The following passages from Arctic Summer have given me wonderful insights into the mental work that a writer does: 

"Though he couldn't let go of himself enough to worship, he had never lost a sense of an ultimate cause, a Thing at the back of things, which propelled events without actually shaping them. Whatever the ruptures and ructions of human life, he felt, the universe operated according to some vast, unfolding principle, and to abandon oneself to its rhythms wasn't a senseless undertaking.

  It came to him now that his book might express something of this unity through its structure. It was always a useful moment when a story revealed its deeper nature to him -- told him, as it were, why he was writing it -- and he experienced such a realisation now. He had a sense of a gathering shape, of an underlying architecture to his narrative."

"So his characters, he felt, weren't likeable. No, they had been forged in angry gloom, scored and scratched by their maker."

The title, A Passage to India, comes from a line in Walt Whitman's Leaves of Grass, adding another layer of queer context to Forster's writing.

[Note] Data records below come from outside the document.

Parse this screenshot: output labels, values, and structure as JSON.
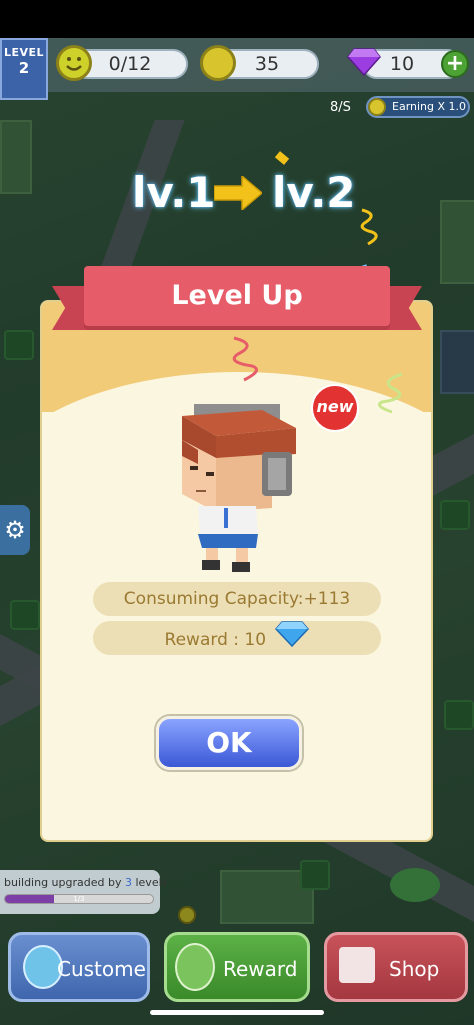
{
  "hud": {
    "level_label": "LEVEL",
    "level_value": "2",
    "population": "0/12",
    "coins": "35",
    "gems": "10",
    "plus_label": "+",
    "earning_rate": "8/S",
    "earning_multiplier": "Earning X 1.0"
  },
  "level_up": {
    "from_level": "lv.1",
    "to_level": "lv.2",
    "title": "Level Up",
    "new_badge": "new",
    "capacity_text": "Consuming Capacity:+113",
    "reward_text": "Reward : 10",
    "ok_label": "OK"
  },
  "upgrade_progress": {
    "prefix": "building upgraded by ",
    "count": "3",
    "suffix": " levels",
    "bar_label": "1/3",
    "fraction": 0.33
  },
  "bottom_nav": {
    "customer": "Custome",
    "reward": "Reward",
    "shop": "Shop"
  },
  "colors": {
    "ribbon": "#e65d69",
    "ok_button": "#3b58d6",
    "dialog_bg": "#fbf6df",
    "pill_text": "#9a7a32"
  }
}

"Everybody had finally given up on expecting anything new, and then he had slipped it out. He had written a great book, apparently, a masterpiece: the best of his career. And the timing, with the questions of Indian independence so much in the air, couldn't have been better."

Damon Galgut has inspired me to read A Passage to India and I feel quite excited about that! I also look forward to hearing Galgut at the Vancouver Writers Fest later this month.

Friday, October 3, 2014

Adam by Ariel Schrag

17-year-old Adam gets mistaken for a trans guy when he spends a summer with his lesbian sister Casey in New York City. Adam is Ariel Schrag's first novel, a romantic comedy of errors.

In her earlier works -- Awkward; Definition; Potential; and Likewise -- Schrag chronicles her high school years in comics. The autobiographical series is about her queer coming of age. In Adam, we are fully immersed in 21st-century twenty-something queer community, from political activism to play parties.

Schrag's transparent prose style keeps the focus on plot, believable dialogue and strong characterization. I flagged a passage in which many book addicts will see themselves:

"'Uh-huh?' said Casey, still not looking up. Adam knew she wasn't listening. It was a surprise Casey heard June at all. When Casey was reading, nothing got through to her. She became dead to everything outside the book. It was an attribute their mom liked to brag about all the time."

Adam is a rewarding romp, wrapped around poignant issues like unrequited love, manipulation and self-construction. So much fun!

Readalikes: (you) set me on fire (Mariko Tamaki); 48 Shades of Brown (Nick Earls); and The Floundering Time (Katy Weselcouch).